Susan Leigh Foster

Susan Leigh Foster

Distinguished Research Professor

About

Susan Leigh Foster, choreographer and scholar, is Distinguished Professor in the Department of World Arts and Cultures/Dance at UCLA. She is author of Reading Dancing, Choreographing Narrative, Dances that Describe Themselves, Choreographing Empathy, and, most recently, Valuing Dance: Commodities and Gifts in Motion. Three of her danced lectures can be found at the Pew Center for Arts and Heritage website.

Expertise

Theories of dance and theories of history.

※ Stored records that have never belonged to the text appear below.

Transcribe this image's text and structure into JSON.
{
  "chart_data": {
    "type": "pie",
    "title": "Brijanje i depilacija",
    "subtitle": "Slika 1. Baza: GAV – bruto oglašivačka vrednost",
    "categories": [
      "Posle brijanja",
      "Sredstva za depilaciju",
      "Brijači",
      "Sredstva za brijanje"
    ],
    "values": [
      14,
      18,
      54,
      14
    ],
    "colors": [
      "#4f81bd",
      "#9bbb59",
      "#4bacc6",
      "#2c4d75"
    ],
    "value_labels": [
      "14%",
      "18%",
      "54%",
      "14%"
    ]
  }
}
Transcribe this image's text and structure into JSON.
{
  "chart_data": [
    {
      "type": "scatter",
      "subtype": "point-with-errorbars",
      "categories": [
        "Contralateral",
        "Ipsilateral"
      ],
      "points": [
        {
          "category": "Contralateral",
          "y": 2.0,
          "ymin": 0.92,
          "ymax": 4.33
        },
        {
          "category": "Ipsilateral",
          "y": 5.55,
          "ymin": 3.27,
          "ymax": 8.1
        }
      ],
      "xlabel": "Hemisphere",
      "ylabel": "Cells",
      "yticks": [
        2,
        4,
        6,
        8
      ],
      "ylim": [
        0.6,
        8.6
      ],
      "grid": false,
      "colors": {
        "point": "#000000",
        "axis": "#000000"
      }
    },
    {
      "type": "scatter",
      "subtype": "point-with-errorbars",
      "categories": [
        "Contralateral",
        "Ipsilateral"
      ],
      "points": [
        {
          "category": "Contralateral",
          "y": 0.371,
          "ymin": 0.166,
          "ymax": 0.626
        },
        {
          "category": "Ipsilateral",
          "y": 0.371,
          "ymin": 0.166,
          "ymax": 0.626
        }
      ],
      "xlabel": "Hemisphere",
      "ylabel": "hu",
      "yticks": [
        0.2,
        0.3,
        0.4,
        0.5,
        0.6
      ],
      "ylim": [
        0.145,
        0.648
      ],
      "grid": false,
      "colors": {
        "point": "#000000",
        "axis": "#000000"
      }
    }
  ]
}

Creative Practice & Research

  • Recent courses include: Dance Composition, Dance History, Corporealities, and Theories of Writing.
  • Publications include: Reading Dancing: Bodies and Subjects in Contemporary American Dance (1986), which received the DeLaTorre Bueno Prize for scholarship in dance; Choreographing Narrative: Ballet’s Staging of Story and Desire (1996), Dances that Describe Themselves: The Improvised Choreography of Richard Bull (2003); Choreographing Empathy: Kinesthesia in Performance (2011), and, most recently, Valuing Dance: Commodities and Gifts in Motion (2019)
  • While serving chair of the dance department at UC Riverside in the 1990s, Foster built the first doctoral-level program in critical dance studies in the United States.
  • Her work as a choreographer has been supported by the National Endowment for the Arts with Choreographer’s Fellowships and by the Rockefeller and Jerome Foundations. Her work as a scholar has received support from the National Endowment for the Humanities.